The human pluripotent UT-7 cell line is growth factor-dependent for
proliferation and differentiation. We have previously shown that (1)
granulocyte-macrophage colony-stimulating factor (GM-CSF) and
erythropoietin (Epo) induce a myeloid and erythroid pattern of
differentiation, respectively; (2) GM-CSF acts predominantly over Epo for
cell differentiation; (3) GM-CSF induces a rapid downmodulation (4 hours)
of Epo receptors (Epo-R) at the mRNA and binding site levels; and (4) in
contrast, Epo has no effect on GM-CSF receptor (GM-CSF-R) expression. These
results suggested that UT-7 cell commitment or differentiation may be
directed by a hierarchical action of growth factors through an early and
rapid transmodulation of growth factor receptors. To test this hypothesis,
we introduced and expressed the murine Epo-R (muEpo-R) in UT-7 cells using
a retroviral strategy. Two retroviral vectors were constructed: one
carrying the neomycin resistance gene, and another carrying a mouse Epo-R
cDNA devoid of its regulatory untranslated 3' sequence placed under the
transcriptional control of the viral long terminal repeat element (LTR) and
the neomycin resistance gene. Three UT-7/Epo-R infected clones (12, 6, 10)
and one UT-7/neomycin clone (Neo) were selected in medium containing G418.
After growth factor deprivation (18 hours), Epo-Rs were expressed at the
same level (approximately 6,000 receptors per cell) in all four clones 12,
6, 10, Neo, and in parental UT-7 cells, and exhibited similar affinity (0.1
to 0.2 nmol/L). Cross-linking experiments showed that Epo is associated
with three proteins of about 66, 85, and 100 kD in cells of parental UT-7,
as well as in cells of clones 10 and 12. An inhibitory antibody directed
specifically against the human Epo-R (huEpo-R Ab) abolished almost
completely the cross-linking on parental UT-7 cells, but not on cells of
clone 12, demonstrating that more than 90% cell surface Epo-Rs were of
murine origin. The presence of GM-CSF significantly reduced the number of
Epo-Rs expressed on parental UT-7 cells, but not on cells of clones 12, 10,
and 6. HuEpo-R Ab inhibited Epo-induced parental UT-7 cell growth, but not
that of cells of clone 12, suggesting that the muEpo-R is able to induce
human UT-7 cell proliferation. When cells of clone 12 were switched from a
medium containing GM-CSF to one with Epo, cell surface glycophorin A (GPA)

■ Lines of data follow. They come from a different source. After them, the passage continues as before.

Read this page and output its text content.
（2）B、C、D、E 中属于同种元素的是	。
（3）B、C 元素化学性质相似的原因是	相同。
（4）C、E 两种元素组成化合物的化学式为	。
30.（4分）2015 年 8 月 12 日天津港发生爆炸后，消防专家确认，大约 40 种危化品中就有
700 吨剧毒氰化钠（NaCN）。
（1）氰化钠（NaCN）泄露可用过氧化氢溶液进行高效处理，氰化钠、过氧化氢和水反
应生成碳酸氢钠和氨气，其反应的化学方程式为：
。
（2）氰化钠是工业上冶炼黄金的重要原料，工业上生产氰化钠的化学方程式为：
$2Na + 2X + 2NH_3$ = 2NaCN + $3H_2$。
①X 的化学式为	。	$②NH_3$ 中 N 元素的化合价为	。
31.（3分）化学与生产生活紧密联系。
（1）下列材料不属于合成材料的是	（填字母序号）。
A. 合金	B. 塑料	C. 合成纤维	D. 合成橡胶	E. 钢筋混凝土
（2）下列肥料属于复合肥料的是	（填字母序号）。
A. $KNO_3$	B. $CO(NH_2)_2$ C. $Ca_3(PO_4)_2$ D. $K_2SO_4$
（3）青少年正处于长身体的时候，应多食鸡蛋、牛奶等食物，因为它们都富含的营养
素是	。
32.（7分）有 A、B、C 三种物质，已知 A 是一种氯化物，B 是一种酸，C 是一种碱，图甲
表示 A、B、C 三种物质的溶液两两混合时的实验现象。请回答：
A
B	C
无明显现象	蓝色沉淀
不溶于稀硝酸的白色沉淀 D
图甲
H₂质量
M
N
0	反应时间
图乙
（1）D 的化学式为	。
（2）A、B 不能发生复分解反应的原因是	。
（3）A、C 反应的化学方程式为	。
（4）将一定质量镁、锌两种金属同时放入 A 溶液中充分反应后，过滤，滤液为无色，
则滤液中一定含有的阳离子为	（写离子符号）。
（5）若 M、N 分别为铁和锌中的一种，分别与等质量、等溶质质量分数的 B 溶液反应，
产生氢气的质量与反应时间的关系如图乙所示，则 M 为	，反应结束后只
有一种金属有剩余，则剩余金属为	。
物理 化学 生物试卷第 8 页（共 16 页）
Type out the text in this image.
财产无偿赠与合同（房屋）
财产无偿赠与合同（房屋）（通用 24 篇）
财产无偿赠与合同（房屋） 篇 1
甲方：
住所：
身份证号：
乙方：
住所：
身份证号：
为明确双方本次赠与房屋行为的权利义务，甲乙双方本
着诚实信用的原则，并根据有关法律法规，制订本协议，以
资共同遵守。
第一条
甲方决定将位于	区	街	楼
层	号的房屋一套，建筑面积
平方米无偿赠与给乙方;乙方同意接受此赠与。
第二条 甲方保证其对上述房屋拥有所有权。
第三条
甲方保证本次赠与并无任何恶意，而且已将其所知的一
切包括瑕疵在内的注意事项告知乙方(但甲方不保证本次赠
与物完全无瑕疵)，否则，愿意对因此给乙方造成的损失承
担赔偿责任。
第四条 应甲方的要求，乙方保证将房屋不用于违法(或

was induced, as in parental UT-7 cells without inhibition by the huEpo-R
Ab, demonstrating that the muEpo-R is also able to transduce a
differentiation signal in human cells. However, in cells of clones 12, 6,
10 and Neo, as well as in parental UT-7 cells, the induction of GPA by Epo
was inhibited by GM-CSF. This finding demonstrates that, although GM-CSF
does not downregulate muEpo-R binding sites on UT- 7/muEpo-R infected
clones, it still inhibits the effects of Epo on cell differentation.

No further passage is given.